Armed with this information Truth Nigeria returned to a sweltering Maiduguri where Borno State Commissioner of Information and International Security, Prof. Usman Tar, a professor of Defense and Security Studies, agreed to field questions to TruthNigeria in his office.
“Most of these girls have returned to their parents,” he said.
“The recent returnees are 19. We are putting them through trauma counseling and ‘second chance’ school. We put their children in kindergarten school. This will continue until the program that will put them back to normal life is completed. Once that’s done, they go back to their parents,” he said.
He did not however say how long the program would last.
“As I told you, they are just 19,” he said.

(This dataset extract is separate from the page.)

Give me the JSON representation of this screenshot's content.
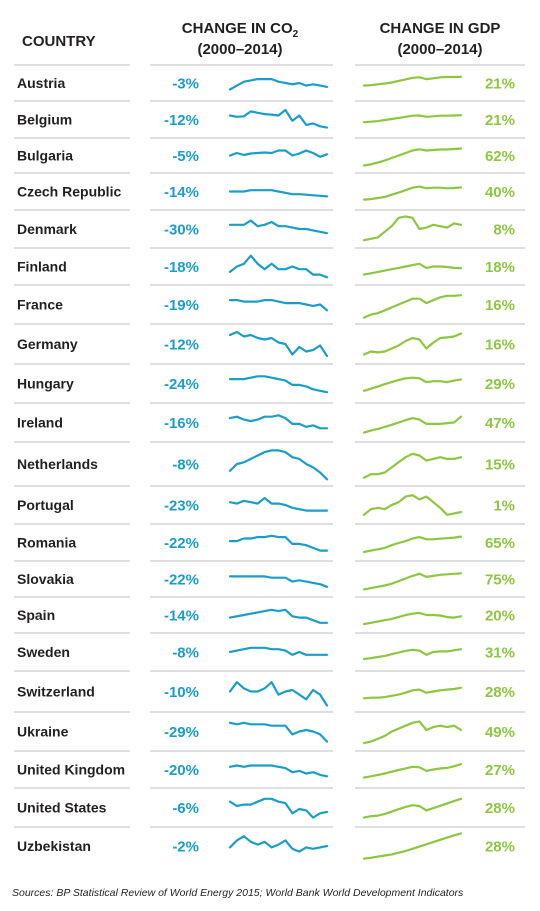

‘The one that returned yesterday (Lydia Simon), do you want us to just release her,” he queried. “You will be surprised that she will say she wants to go back,” he pointed out.
According to him, the girls were kidnapped when they were teenagers, but have now attained full adulthood and are even parents and have developed minds of their own.
“We have to remove the toxic kind of Islam and ideology given to them and they have the right to return to any of their faith,” he said.
“Don’t forget that some of the kidnapped girls are also Muslims. But no one is talking about that,” he added.
The US House of Representatives passed a resolution April 12 calling on government of Nigeria to make all possible efforts to rescue some 90 Chibok school girls kidnapped in 2014 and to redouble efforts to bring an end to the conflict in Northeast Nigeria.
Nigerian-born human rights activist Emmanuel Ogebe has written in an open letter to U.S. Congresswoman Frederica Wilson “urging that the Nigerian government ensure that full family reunification for returned girls rather than the worrisome, enforced seclusion they currently experience in government custody.”
Luka Binniyat and Mike Odeh James are Kaduna-based conflict reporters for Truthnigeria.